There's a seemingly endless supply of apartment buildings lining the streets of New York City. And yet, finding a livable rental is often an exhaustive and wickedly expensive process.
Many apartment hunters turn to real estate brokers, who charge a fee of 10% to 20% of annual rent for their services. Slap a 15% broker fee — the industry standard — on top of the $3,500 median monthly rent for a one-bedroom apartment in Manhattan, and you're handing over nearly $10,000 right out of the gate, not to mention the security deposit or moving costs.
Joinery, an apartment listing marketplace founded by former Google employees Julia Ramsey and Vianney Brandicourt, aims to fix this.
Ramsey, 31, and Brandicourt, 32, met while working on a project years ago in Google's Paris office. They stayed in touch when Brandicourt left the company to start the analytics teams at Spotify and then Foursquare.
Meanwhile, for the first time in seven years of living in New York City, Ramsey found a great apartment "through a friend of a friend" instead of a broker, she told Business Insider. To her surprise, the process was enjoyable.
"First of all, there was that element of trust, but also I didn't have to pay any crazy fees associated with an apartment, it was just a very clean transaction," Ramsey said. "So I started to think to myself, how can I actually systematize this? How can I add a social layer to apartment finding, at scale?"
In 2015, she left her position as a senior analytical lead at Google to launch Joinery with Brandicourt. The company has two missions, says Ramsey. First, to remove exorbitant broker fees for incoming tenants, and second, to partner with landlords who will pay their outgoing tenants to find a replacement for their unit.
"The median New Yorker is spending 65% of their income on rent, which is absolutely staggering. When you add fees on top of that, it's kind of a kick in the teeth because you're already struggling and living paycheck to paycheck," Ramsey said. "I just felt like the current system was unfair ... so just having to pay a fee on top of that was a little bit financially onerous."
Similar to other popular apartment rental aggregators, such as StreetEasy, renters can scroll through listings on Joinery, filtering by neighborhood, price range, amenities, and move-in date. But instead of connecting users with a broker, Joinery connects them directly to a departing tenant.
"I thought it just intuitively made sense to be able to find an apartment from other renters, because the person who's been living in that unit is probably going to know a ton about the apartment and give you information on the management company, they can tell you where to put your air conditioner, and how to get the mail, all these kinds of details around the apartment," Ramsey said.
Joinery currently has partnerships with a dozen landlords across the city who have agreements to pay their renters a fee for finding a new tenant.
Only about half of the current listings are in buildings with landlord partnerships, though.
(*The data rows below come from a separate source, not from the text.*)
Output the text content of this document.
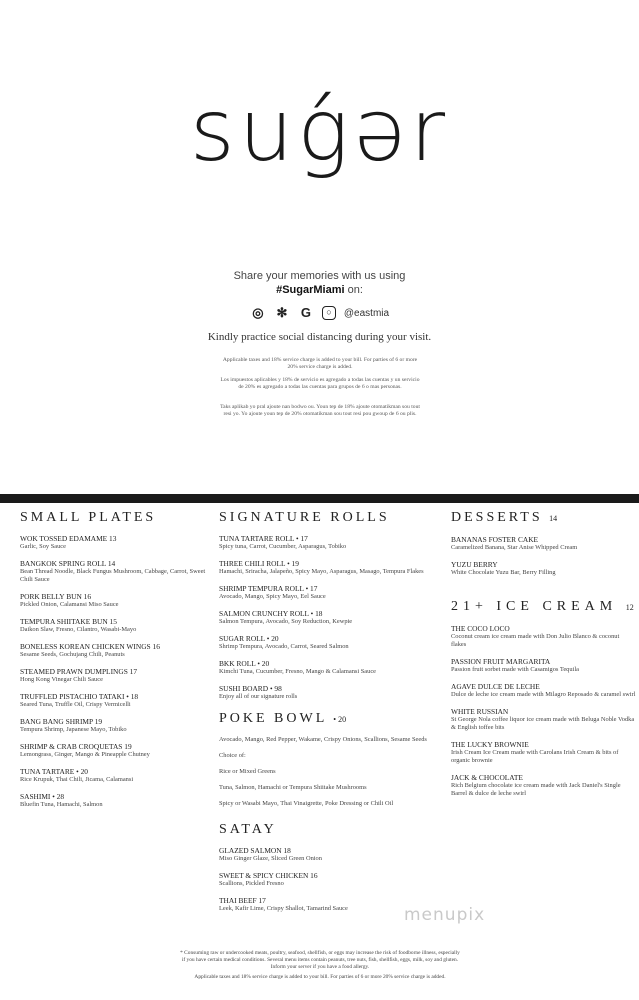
suǵər
Share your memories with us using
#SugarMiami on:
◎ ✻ G	○	@eastmia
Kindly practice social distancing during your visit.
Applicable taxes and 18% service charge is added to your bill. For parties of 6 or more 20% service charge is added.
Los impuestos aplicables y 18% de servicio es agregado a todas las cuentas y un servicio de 20% es agregado a todas las cuentas para grupos de 6 o mas personas.
Taks aplikab yo pral ajoute nan bodwo ou. Youn tep de 18% ajoute otomatikman sou tout resi yo. Yo ajoute youn tep de 20% otomatikman sou tout resi pou gwoup de 6 ou plis.
SMALL PLATES
WOK TOSSED EDAMAME 13
Garlic, Soy Sauce
BANGKOK SPRING ROLL 14
Bean Thread Noodle, Black Fungus Mushroom, Cabbage, Carrot, Sweet Chili Sauce
PORK BELLY BUN 16
Pickled Onion, Calamansi Miso Sauce
TEMPURA SHIITAKE BUN 15
Daikon Slaw, Fresno, Cilantro, Wasabi-Mayo
BONELESS KOREAN CHICKEN WINGS 16
Sesame Seeds, Gochujang Chili, Peanuts
STEAMED PRAWN DUMPLINGS 17
Hong Kong Vinegar Chili Sauce
TRUFFLED PISTACHIO TATAKI • 18
Seared Tuna, Truffle Oil, Crispy Vermicelli
BANG BANG SHRIMP 19
Tempura Shrimp, Japanese Mayo, Tobiko
SHRIMP & CRAB CROQUETAS 19
Lemongrass, Ginger, Mango & Pineapple Chutney
TUNA TARTARE • 20
Rice Krupuk, Thai Chili, Jicama, Calamansi
SASHIMI • 28
Bluefin Tuna, Hamachi, Salmon
SIGNATURE ROLLS
TUNA TARTARE ROLL • 17
Spicy tuna, Carrot, Cucumber, Asparagus, Tobiko
THREE CHILI ROLL • 19
Hamachi, Sriracha, Jalapeño, Spicy Mayo, Asparagus, Masago, Tempura Flakes
SHRIMP TEMPURA ROLL • 17
Avocado, Mango, Spicy Mayo, Eel Sauce
SALMON CRUNCHY ROLL • 18
Salmon Tempura, Avocado, Soy Reduction, Kewpie
SUGAR ROLL • 20
Shrimp Tempura, Avocado, Carrot, Seared Salmon
BKK ROLL • 20
Kimchi Tuna, Cucumber, Fresno, Mango & Calamansi Sauce
SUSHI BOARD • 98
Enjoy all of our signature rolls
POKE BOWL • 20
Avocado, Mango, Red Pepper, Wakame, Crispy Onions, Scallions, Sesame Seeds
Choice of:
Rice or Mixed Greens
Tuna, Salmon, Hamachi or Tempura Shiitake Mushrooms
Spicy or Wasabi Mayo, Thai Vinaigrette, Poke Dressing or Chili Oil
SATAY
GLAZED SALMON 18
Miso Ginger Glaze, Sliced Green Onion
SWEET & SPICY CHICKEN 16
Scallions, Pickled Fresno
THAI BEEF 17
Leek, Kafir Lime, Crispy Shallot, Tamarind Sauce
DESSERTS 14
BANANAS FOSTER CAKE
Caramelized Banana, Star Anise Whipped Cream
YUZU BERRY
White Chocolate Yuzu Bar, Berry Filling
21+ ICE CREAM 12
THE COCO LOCO
Coconut cream ice cream made with Don Julio Blanco & coconut flakes
PASSION FRUIT MARGARITA
Passion fruit sorbet made with Casamigos Tequila
AGAVE DULCE DE LECHE
Dulce de leche ice cream made with Milagro Reposado & caramel swirl
WHITE RUSSIAN
St George Nola coffee liquor ice cream made with Beluga Noble Vodka & English toffee bits
THE LUCKY BROWNIE
Irish Cream Ice Cream made with Carolans Irish Cream & bits of organic brownie
JACK & CHOCOLATE
Rich Belgium chocolate ice cream made with Jack Daniel's Single Barrel & dulce de leche swirl
menupix
* Consuming raw or undercooked meats, poultry, seafood, shellfish, or eggs may increase the risk of foodborne illness, especially if you have certain medical conditions. Several menu items contain peanuts, tree nuts, fish, shellfish, eggs, milk, soy and gluten.
Inform your server if you have a food allergy.
Applicable taxes and 18% service charge is added to your bill. For parties of 6 or more 20% service charge is added.
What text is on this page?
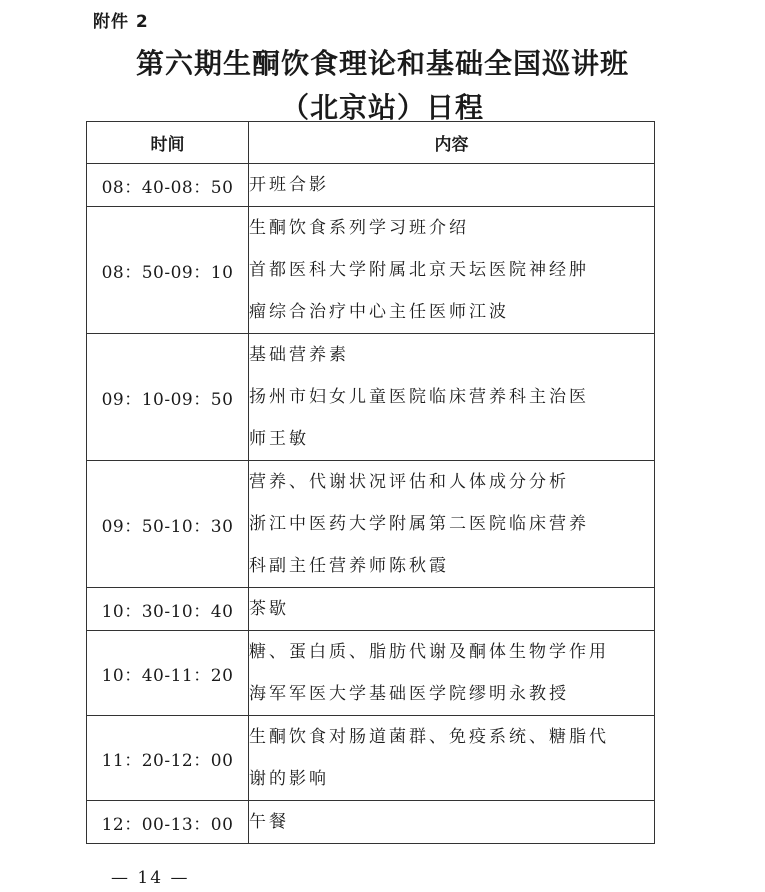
附件 2
第六期生酮饮食理论和基础全国巡讲班
（北京站）日程
时间	内容
08：40-08：50	开班合影

08：50-09：10	生酮饮食系列学习班介绍
首都医科大学附属北京天坛医院神经肿
瘤综合治疗中心主任医师江波

09：10-09：50	基础营养素
扬州市妇女儿童医院临床营养科主治医
师王敏

09：50-10：30	营养、代谢状况评估和人体成分分析
浙江中医药大学附属第二医院临床营养
科副主任营养师陈秋霞

10：30-10：40	茶歇

10：40-11：20	糖、蛋白质、脂肪代谢及酮体生物学作用
海军军医大学基础医学院缪明永教授

11：20-12：00	生酮饮食对肠道菌群、免疫系统、糖脂代
谢的影响

12：00-13：00	午餐
— 14 —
When there isn't a partnership in place, the incoming tenant pays a fee to the outgoing tenant — a maximum of half a month's rent — through Joinery's platform. Joinery requires all outgoing tenants to receive permission from their landlord before listing their unit.
Each listing displays the fees the incoming renter will pay, and calculates how much they're saving by choosing Joinery over a traditional broker.
Eventually, Joinery will take 20% of that fee, Ramsey says, but the company is forgoing it for now in order to scale. Though the company has no immediate plans for bringing the service to other cities, Ramsey says they regularly receive emails from renters in Boston, San Francisco, and Los Angeles, asking when it will be available for them.
"Our No. 1 goal is to grow the number of listings on our site," Ramsey said. "We want to become a marketplace where there's a ton of variety and we want to basically save people money and make money for renters as well."
Since launching two years ago, Ramsey says Joinery has successfully filled over 300 apartments, saving renters "well over $1 million" in fees, assuming the same apartments had been filled by brokers instead.